Tuesday, December 6, 2016

Making college football great again

I'm a big fan of college football. I suppose that's only natural. Georgia is a football state, and the major universities in the state are football schools. High school football is big in the state. Even ESPN named Valdosta, Georgia as Titletown, USA because of its success at high school football.

So, football matters to me. Not so much the NFL, but college football. And I don't like what's happening to college football. It's still fun to watch, so that's a good thing, but I'm seeing it go down a bad road, and they need to fix it. Start with the bowl games.

The Bowls


To start with, there are too many bowls. There used to be just one: the Rose Bowl. They count the 1902 Tournament East–West football game between Michigan and Stanford as the first Rose Bowl game, but it really started with the second game, in 1916. It's been played every year since.

Other bowls came along later. There were some small bowls that only lasted a single game, and others that lasted less than 10 years. But some stuck around longer. In 1935, the Orange, Sugar, and Sun Bowls debuted. 1937 saw the first Cotton Bowl game.

By 1937, we had the long-time "Big Four" games -- Rose, Orange, Sugar, and Cotton -- plus a minor bowl with staying power, the Sun Bowl. And, of course, several one and done games. But more long-lasting bowls followed.

The Gator Bowl was first played in 1946, while the first Tangerine Bowl (now the Citrus Bowl) kicked off in 1947. The Liberty Bowl was first played in 1959, as was the now-defunct but long-played Bluebonnet Bowl. The Peach Bowl debuted in 1968. 1971 saw the first Fiesta Bowl. The Independence Bowl began in 1976, and the Holiday Bowl in 1978.

In the 60 years after the first regularly-played Rose Bowl, there were 12 regularly played bowls. In the 40 years since then, that number has grown to 40.

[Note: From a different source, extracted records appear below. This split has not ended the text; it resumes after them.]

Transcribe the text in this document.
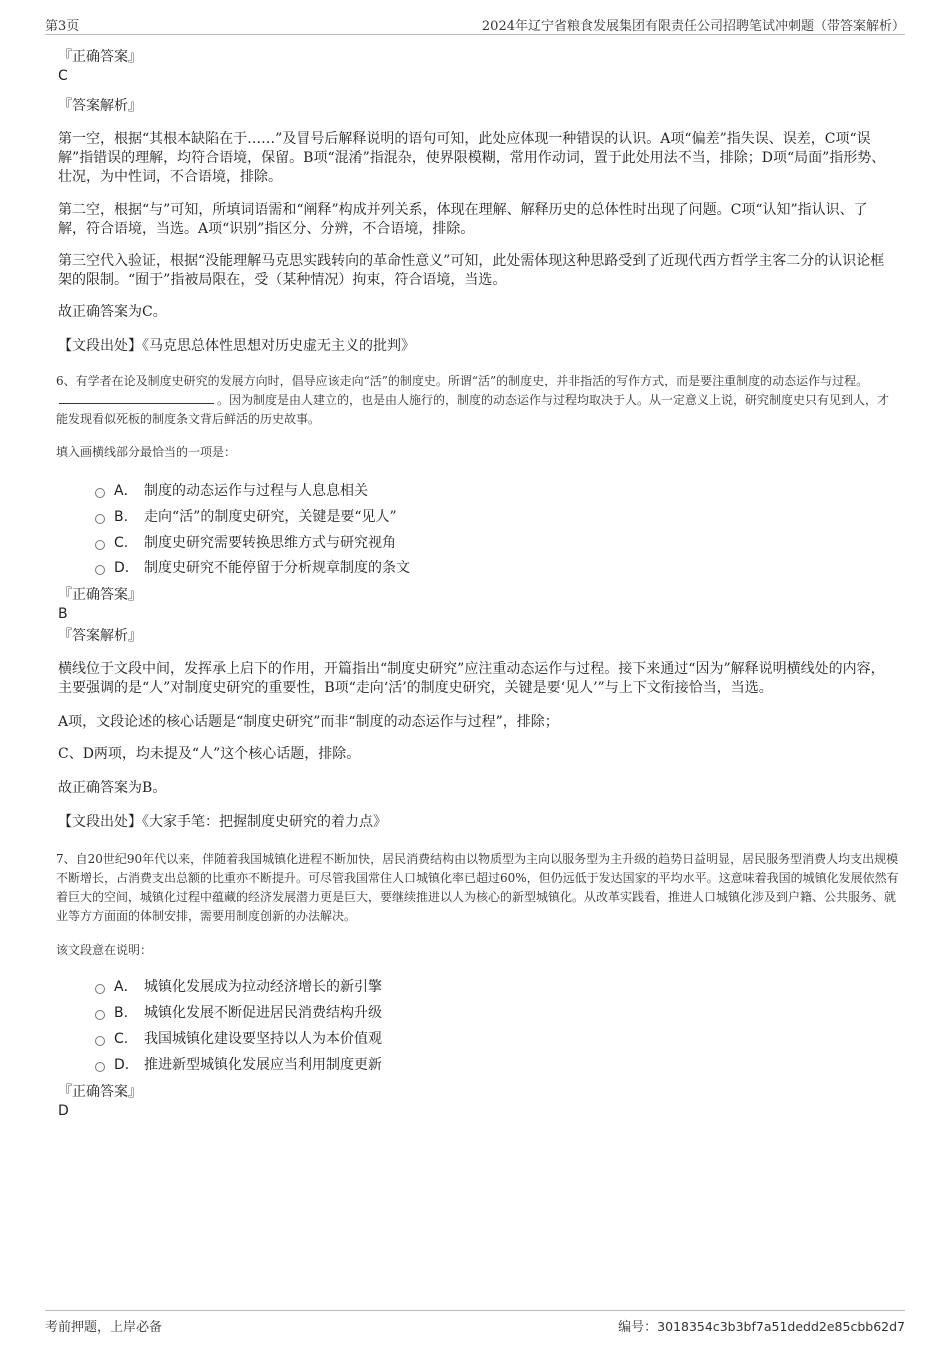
第3页	2024年辽宁省粮食发展集团有限责任公司招聘笔试冲刺题（带答案解析）
『正确答案』
C
『答案解析』
第一空，根据“其根本缺陷在于……”及冒号后解释说明的语句可知，此处应体现一种错误的认识。A项“偏差”指失误、误差，C项“误解”指错误的理解，均符合语境，保留。B项“混淆”指混杂，使界限模糊，常用作动词，置于此处用法不当，排除；D项“局面”指形势、壮况，为中性词，不合语境，排除。
第二空，根据“与”可知，所填词语需和“阐释”构成并列关系，体现在理解、解释历史的总体性时出现了问题。C项“认知”指认识、了解，符合语境，当选。A项“识别”指区分、分辨，不合语境，排除。
第三空代入验证，根据“没能理解马克思实践转向的革命性意义”可知，此处需体现这种思路受到了近现代西方哲学主客二分的认识论框架的限制。“囿于”指被局限在，受（某种情况）拘束，符合语境，当选。
故正确答案为C。
【文段出处】《马克思总体性思想对历史虚无主义的批判》
6、有学者在论及制度史研究的发展方向时，倡导应该走向“活”的制度史。所谓“活”的制度史，并非指活的写作方式，而是要注重制度的动态运作与过程。。因为制度是由人建立的，也是由人施行的，制度的动态运作与过程均取决于人。从一定意义上说，研究制度史只有见到人，才能发现看似死板的制度条文背后鲜活的历史故事。
填入画横线部分最恰当的一项是：
A． 制度的动态运作与过程与人息息相关
B. 走向“活”的制度史研究，关键是要“见人”
C. 制度史研究需要转换思维方式与研究视角
D. 制度史研究不能停留于分析规章制度的条文
『正确答案』
B
『答案解析』
横线位于文段中间，发挥承上启下的作用，开篇指出“制度史研究”应注重动态运作与过程。接下来通过“因为”解释说明横线处的内容，主要强调的是“人”对制度史研究的重要性，B项“走向‘活’的制度史研究，关键是要‘见人’”与上下文衔接恰当，当选。
A项，文段论述的核心话题是“制度史研究”而非“制度的动态运作与过程”，排除；
C、D两项，均未提及“人”这个核心话题，排除。
故正确答案为B。
【文段出处】《大家手笔：把握制度史研究的着力点》
7、自20世纪90年代以来，伴随着我国城镇化进程不断加快，居民消费结构由以物质型为主向以服务型为主升级的趋势日益明显，居民服务型消费人均支出规模不断增长，占消费支出总额的比重亦不断提升。可尽管我国常住人口城镇化率已超过60%，但仍远低于发达国家的平均水平。这意味着我国的城镇化发展依然有着巨大的空间，城镇化过程中蕴藏的经济发展潜力更是巨大，要继续推进以人为核心的新型城镇化。从改革实践看，推进人口城镇化涉及到户籍、公共服务、就业等方方面面的体制安排，需要用制度创新的办法解决。
该文段意在说明：
A． 城镇化发展成为拉动经济增长的新引擎
B. 城镇化发展不断促进居民消费结构升级
C. 我国城镇化建设要坚持以人为本价值观
D. 推进新型城镇化发展应当利用制度更新
『正确答案』
D
考前押题，上岸必备	编号：3018354c3b3bf7a51dedd2e85cbb62d7
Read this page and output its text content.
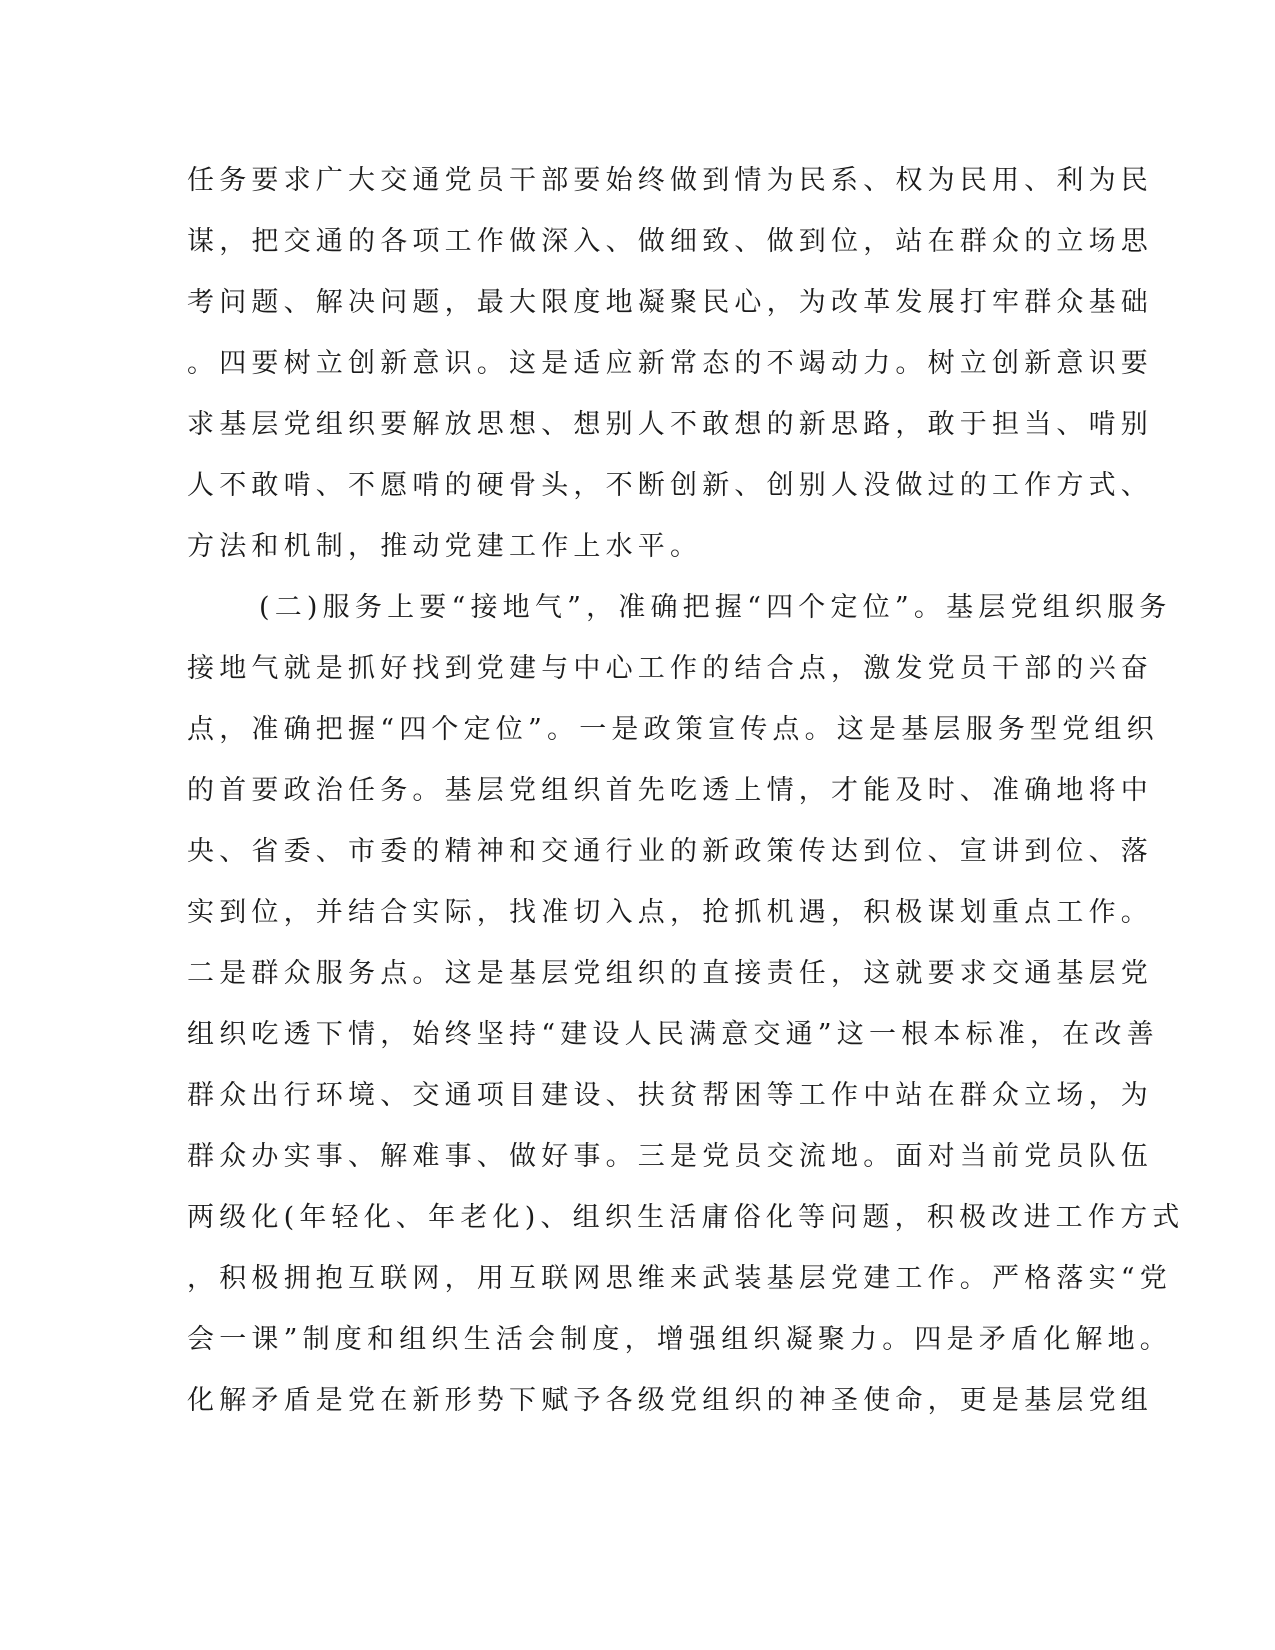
任务要求广大交通党员干部要始终做到情为民系、权为民用、利为民

谋，把交通的各项工作做深入、做细致、做到位，站在群众的立场思

考问题、解决问题，最大限度地凝聚民心，为改革发展打牢群众基础

。四要树立创新意识。这是适应新常态的不竭动力。树立创新意识要

求基层党组织要解放思想、想别人不敢想的新思路，敢于担当、啃别

人不敢啃、不愿啃的硬骨头，不断创新、创别人没做过的工作方式、

方法和机制，推动党建工作上水平。

(二)服务上要“接地气”，准确把握“四个定位”。基层党组织服务

接地气就是抓好找到党建与中心工作的结合点，激发党员干部的兴奋

点，准确把握“四个定位”。一是政策宣传点。这是基层服务型党组织

的首要政治任务。基层党组织首先吃透上情，才能及时、准确地将中

央、省委、市委的精神和交通行业的新政策传达到位、宣讲到位、落

实到位，并结合实际，找准切入点，抢抓机遇，积极谋划重点工作。

二是群众服务点。这是基层党组织的直接责任，这就要求交通基层党

组织吃透下情，始终坚持“建设人民满意交通”这一根本标准，在改善

群众出行环境、交通项目建设、扶贫帮困等工作中站在群众立场，为

群众办实事、解难事、做好事。三是党员交流地。面对当前党员队伍

两级化(年轻化、年老化)、组织生活庸俗化等问题，积极改进工作方式

，积极拥抱互联网，用互联网思维来武装基层党建工作。严格落实“党

会一课”制度和组织生活会制度，增强组织凝聚力。四是矛盾化解地。

化解矛盾是党在新形势下赋予各级党组织的神圣使命，更是基层党组
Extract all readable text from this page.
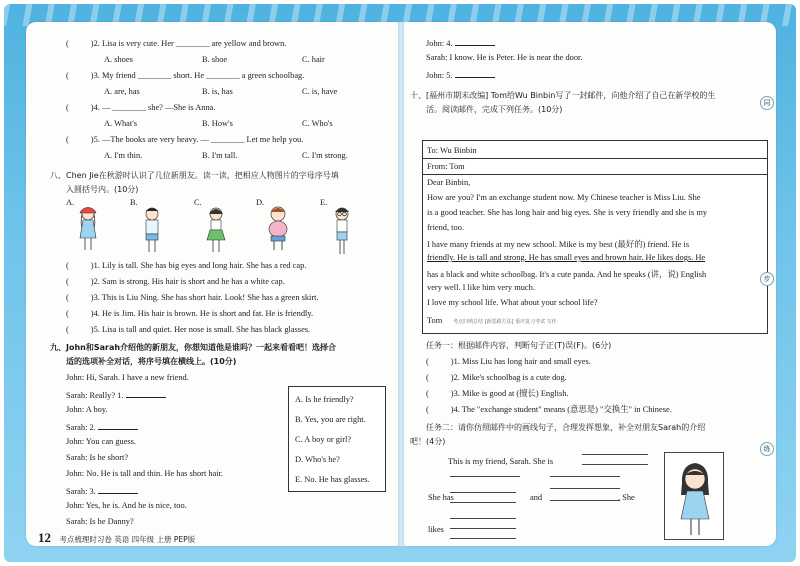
(	)2. Lisa is very cute. Her ________ are yellow and brown.
A. shoes	B. shoe	C. hair
(	)3. My friend ________ short. He ________ a green schoolbag.
A. are, has	B. is, has	C. is, have
(	)4. — ________ she? —She is Anna.
A. What's	B. How's	C. Who's
(	)5. —The books are very heavy. — ________ Let me help you.
A. I'm thin.	B. I'm tall.	C. I'm strong.
八、Chen Jie在秋游时认识了几位新朋友。读一读，把相应人物图片的字母序号填
入圆括号内。(10分)
A.	B.	C.	D.	E.
(	)1. Lily is tall. She has big eyes and long hair. She has a red cap.
(	)2. Sam is strong. His hair is short and he has a white cap.
(	)3. This is Liu Ning. She has short hair. Look! She has a green skirt.
(	)4. He is Jim. His hair is brown. He is short and fat. He is friendly.
(	)5. Lisa is tall and quiet. Her nose is small. She has black glasses.
九、John和Sarah介绍他的新朋友，你想知道他是谁吗？一起来看看吧！选择合
适的选项补全对话，将序号填在横线上。(10分)
John: Hi, Sarah. I have a new friend.
Sarah: Really? 1.
John: A boy.
Sarah: 2.
John: You can guess.
Sarah: Is he short?
John: No. He is tall and thin. He has short hair.
Sarah: 3.
John: Yes, he is. And he is nice, too.
Sarah: Is he Danny?
A. Is he friendly?
B. Yes, you are right.
C. A boy or girl?
D. Who's he?
E. No. He has glasses.
12 考点梳理时习卷 英语 四年级 上册 PEP版
John: 4.
Sarah: I know. He is Peter. He is near the door.
John: 5.
十、[福州市期末改编] Tom给Wu Binbin写了一封邮件，向他介绍了自己在新学校的生
活。阅读邮件，完成下列任务。(10分)
To: Wu Binbin
From: Tom
Dear Binbin,
How are you? I'm an exchange student now. My Chinese teacher is Miss Liu. She
is a good teacher. She has long hair and big eyes. She is very friendly and she is my
friend, too.
I have many friends at my new school. Mike is my best (最好的) friend. He is
friendly. He is tall and strong. He has small eyes and brown hair. He likes dogs. He
has a black and white schoolbag. It's a cute panda. And he speaks (讲，说) English
very well. I like him very much.
I love my school life. What about your school life?
Tom 考点归纳总结 [新思路方法] 重庆复习考试 写作
任务一：根据邮件内容，判断句子正(T)误(F)。(6分)
(	)1. Miss Liu has long hair and small eyes.
(	)2. Mike's schoolbag is a cute dog.
(	)3. Mike is good at (擅长) English.
(	)4. The "exchange student" means (意思是) "交换生" in Chinese.
任务二：请你仿照邮件中的画线句子，合理发挥想象，补全对朋友Sarah的介绍
吧！(4分)
This is my friend, Sarah. She is
She has	and	. She
likes
同
步
练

There are 128 Division 1-A/FBS teams. With 40 bowl games, that means 62% of the teams go to a bowl. Even the NBA and NHL only have 53% of their teams in post-season.

Once again this year, every .500 team gets a bowl. And, again this year, some teams with losing records (five this year) get to go to a bowl. A bowl game used to be a reward for a great season. Now, it's little more than a participation trophy. The solution is simple: fewer bowls means it's a bigger, more meaningful reward for a successful season. Cut the number of bowls in half, to 20. I'd be happy with only 15 bowls. It would make going to a bowl a big deal, as it should be. But, and you'll see why in a second, I'll settle for 20 bowl games.

Bowl Eligible


Generally speaking, teams should have to win at least 8 games in order to be invited to a bowl. I would have contingency plans for there not being enough qualifying teams, but with an 8-win threshold, the chances of that are small. And, I would make an exception I'll discuss in a minute.

That would be a big deal for some schools. LSU, for instance, wouldn't qualify this year. Bet they'd find a way to make up weather games in the future.

Okay, that exception. If a team won its conference, it's bowl eligible. And, if a team plays in a conference championship game, it's bowl eligible. For conferences that don't have championship games (this year, there are two), the top two teams would be bowl eligible. That would level the field among conferences, give all conferences two automatic bowl bids, not just the ones with championship games. And that alone could create the 8-win exception. This year, the Sun Belt's co-champions are 9-3 Appalachian State and 7-5 Arkansas State. The Red Wolves would get a bowl, while some 8-4 teams wouldn't. Those 8-4 shouldn've won their conference.

Finally, I would could all wins as wins, even if it's against a 1-AA/FCS or Division II school. Leave it up to the bowls to determine the value of those wins.

Playoffs?


How do playoffs figure into all this? Under my 16-team plan, first-round losers would still be able to go to a bowl game. Or, the bowls could sign on to host a playoff game. The quarter-finals could be around Christmas week, where currently, some bowls are already playing. Today, bowls host the semi-finals. Let four bowls host the quarter-finals. And, the first round, if they wish. I don't care.

Under the current 4-team playoff setup, it wouldn't change a thing. Bottom line is, no matter what -- current plan or my better plan -- there's no adverse impact.

Objections?


You may have an objection. I'm willing to listen. But if the objection is "wah wah wah my team doesn't get to go" then I really don't care. Also, "But, but, but, bowls!" Don't care.

Not everybody goes to a bowl. Not everybody deserves to go. It needs to mean something.

Other than the bowls? Well, there are some rule changes I'd like to see. We'll talk about that another time. Let's get rid of the Participation Trophy Bowl games and we'll fix the rules another day.